Making Space for Real Issues

Although it seems almost impossible, there is a finite amount of time and bandwith to transmit all of the important information necessary to be a fully informed citizen. That means that there are important stories and ideas that just don't make it because they are drowned out by more commercially gripping garbage. I propose that we encourage all news and entertainment outlets to place a 90 day moratorium on anything having to do with:

1. The woman who just had octuplets
2. Bristol Palin’s motherhood
3. Installing granite countertops to help sell your house
4. Britney Spears and any other person who is famous primarily for being famous
5. Self-satisfied, often misinformed television political pundits

(This is by no means an exhaustive list. I invite others to add to mine so we can be as clear and comprehensive as possible on what we don't need to know about.)

If we all contributed $1 a year, we could come up with $300 million to start a second public television channel that would be exclusively devoted to subjects that we really need to know about. If you have ever surfed your 1000 cable channels, there isn't one yet.

2 comments:

Robert said...

Bravo! Let me know where to send my dollar, which I will happily part with, even though it is dear.

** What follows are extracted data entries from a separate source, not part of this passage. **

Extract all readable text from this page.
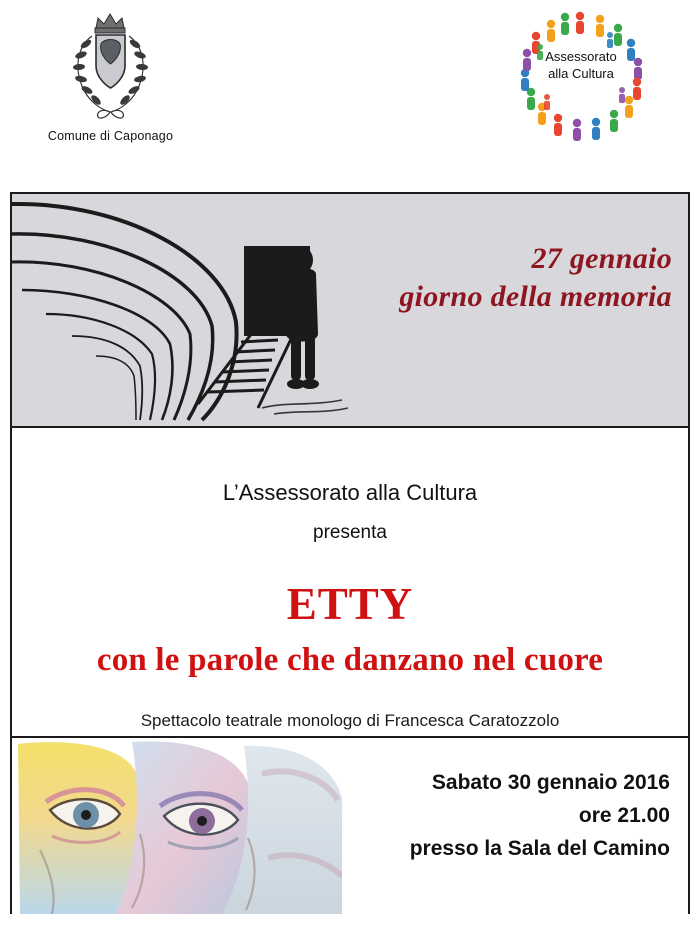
Comune di Caponago
Assessorato
alla Cultura
27 gennaio
giorno della memoria
L’Assessorato alla Cultura
presenta
ETTY
con le parole che danzano nel cuore
Spettacolo teatrale monologo di Francesca Caratozzolo
Sabato 30 gennaio 2016
ore 21.00
presso la Sala del Camino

And to your list, I would add:

1. The past, present and/or future location of the rifles in the home of New York’s newest senator, Kirsten Gillibrand, and any other irrelevant information about her, or any of our other public servants.
2. Any further crap regarding the Michael Phelps marijuana “scandal”. Perhaps we could instead explore why he is held to a higher standard than even the most recent president of the United States. And to those who care so deeply: you’re no more likely to win a slew of gold medals than you are to work in the White House.
3. Anything at all that has anything to do with American Idol, and the rest of the crop of mind numbing “reality” shows which celebrate our culture’s mediocrity.

While my list could go on, please excuse me while I go remove the bee from my bonnet…

David H. said...

Could the chances of lake effect snow in Oswego, NY make the list since the chances are always 100%?